Cañito y Palenciano
JUAN MANUEL DE PRADA
BRADOMINESCAMENTE, me ocurre con los debates políticos como con el amor de los efebos y la música de Wagner: su interés permanece arcano para mí. Hubo un tiempo en que los discursos políticos se hacían con tropos vibrantes e imágenes enfáticas, al estilo de Donoso Cortés o Castelar; luego la oratoria política perdió colorido y se hizo más contenida o desdeñosa, al estilo de Maura; y por último, en un proceso degenerativo imparable, se fue llenando de cifras y decimales, al estilo de Silva Muñoz. Claro que, al menos, Silva Muñoz soltaba cifras y decimales sin consultar un solo papel, mirando al tendido como hacía Manolete cuando toreaba de muleta, pero hogaño tienes encima que soportar que el político esté mirando patéticamente chuletas mientras te suelta un carretón de cifras, y enseñando para más inri gráficos a la pantalla, como hizo Cañete la otra noche. Aquello, más que un debate, parecía una sesión de power point, que es la oratoria de los memos, los párvulos y los consejeros delegados.
Decía José María Pemán que cuando el político bebe un buche de agua lo que hace es tragarse un tema, como quien se traga una aspirina. Pero Cañete y Valenciano ya vinieron de casa con los buches de agua bebidos, tal vez porque los temas que se tragaron eran más abultados que aspirinas (más bien como ruedas de molino) y no convenía poner a prueba sus tragaderas ante las cámaras. Así, por ejemplo, y a pesar de que todo su debate versó sobre cuestiones nacionales, no dijeron ni pío sobre corrupción, tal vez porque se pusieron de acuerdo en que era un tema en el que ambos llevaban las de perder, puesto que en corruptelas sus respectivos chiringuitos están en tablas. Todo el debate fue una tediosa ensalada de cifras, entretejida de premeditadas omisiones y conmovedoras incongruencias y anegada de ese inagotable depósito de lugares comunes que guarda todo político para vaciar en los momentos en que desea tupir de borra las meninges de sus secuaces, como el calamar guarda su tinta para los momentos de pánico en que hay que poner los tentáculos en polvorosa. Por momentos, Cañete y Valenciano hicieron parecer a los tertulianeses que a continuación glosaron sus lugares comunes sobrinos de Demóstenes; y, en general, si les hubiesen puesto una multa por cada paparrucha que soltaron, al estilo de aquel «Arancel de necedades» que aparece en el Guzmán de Alfarache, ambos candidatos se habrían arruinado.

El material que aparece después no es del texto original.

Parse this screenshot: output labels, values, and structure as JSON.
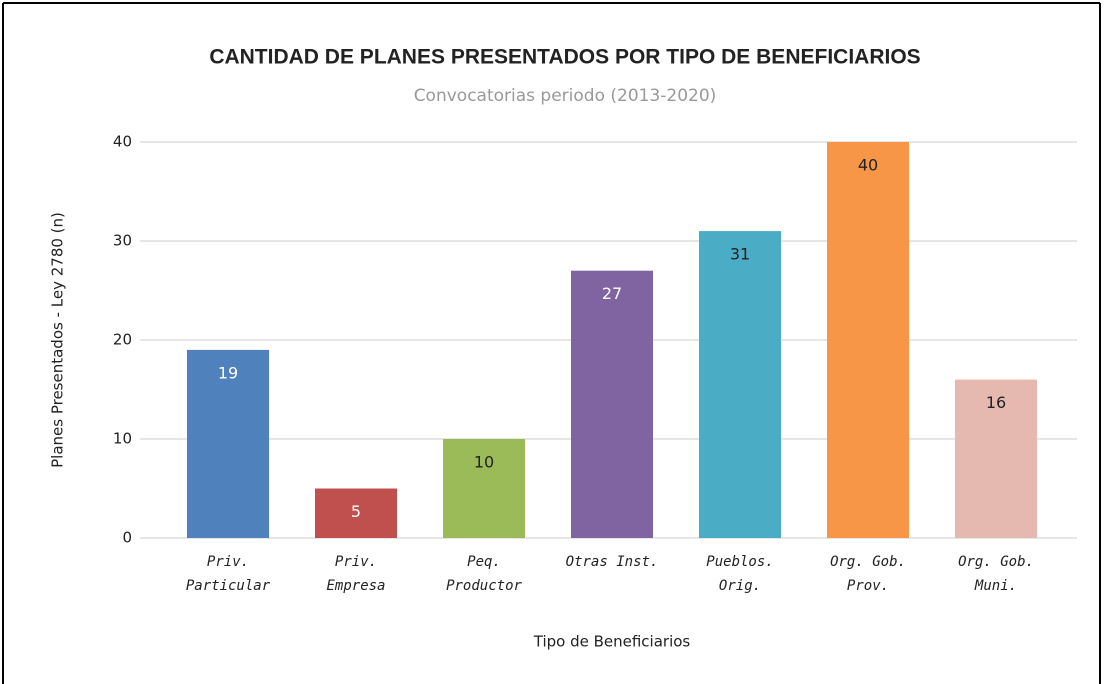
{
  "chart_data": {
    "type": "bar",
    "title": "CANTIDAD DE PLANES PRESENTADOS POR TIPO DE BENEFICIARIOS",
    "subtitle": "Convocatorias periodo (2013-2020)",
    "x_label": "Tipo de Beneficiarios",
    "y_label": "Planes Presentados - Ley 2780 (n)",
    "categories": [
      [
        "Priv.",
        "Particular"
      ],
      [
        "Priv.",
        "Empresa"
      ],
      [
        "Peq.",
        "Productor"
      ],
      [
        "Otras Inst."
      ],
      [
        "Pueblos.",
        "Orig."
      ],
      [
        "Org. Gob.",
        "Prov."
      ],
      [
        "Org. Gob.",
        "Muni."
      ]
    ],
    "values": [
      19,
      5,
      10,
      27,
      31,
      40,
      16
    ],
    "colors": [
      "#4f81bd",
      "#c0504d",
      "#9bbb59",
      "#8064a2",
      "#4bacc6",
      "#f79646",
      "#e6b9b0"
    ],
    "label_colors": [
      "#ffffff",
      "#ffffff",
      "#222222",
      "#ffffff",
      "#222222",
      "#222222",
      "#222222"
    ],
    "ylim": [
      0,
      40
    ],
    "yticks": [
      0,
      10,
      20,
      30,
      40
    ],
    "grid": true
  }
}
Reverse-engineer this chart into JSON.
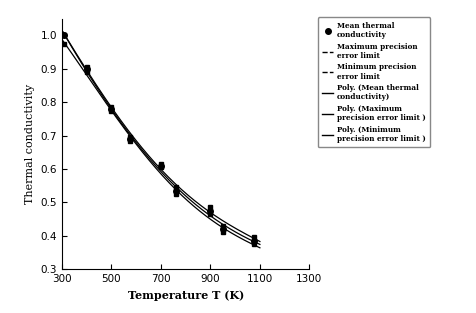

Para ser del todo justos, hemos de decir que, siendo ambos igual de romos y mazorrales en su expresión, Valenciano anduvo algo más vivilla, tanto en su indumentaria (¿qué soplagaitas aconsejó a Cañete vestir camisa de doble puño y gemelos?) como en su menor dependencia de la chuleta y en su disposición más bravía (como si su apellido no fuese Valenciano, sino Palenciano, que queda más brutote y respingado de pajuelas que Palentino). Y hasta se permitió lanzar alguna pulla a su adversario, que parecía dopado con las mismas pastillas arriolas (versión soporífera de las juanolas) que toma Rajoy para amuermar al respetable, como cuando le recordó malévolamente una frase llena de gracejo y donaire que, al parecer, Cañete había pronunciado en otro tiempo: «El regadío hay que utilizarlo con mucho cuidado, como a las mujeres». Si Cañete no hubiese estado atiborrado de pastillas arriolas tendría que haber respondido, picarón y cachonduelo: «Y, sin embargo, también hay mujeres que son como el secano, como usted misma, a las que uno puede tratar más desenvueltamente». Pero Cañete más bien parecía Cañito, el pobre, temeroso de que lo tomasen por machista, y achantó la mui, encogidín como un prepucio en Cuaresma.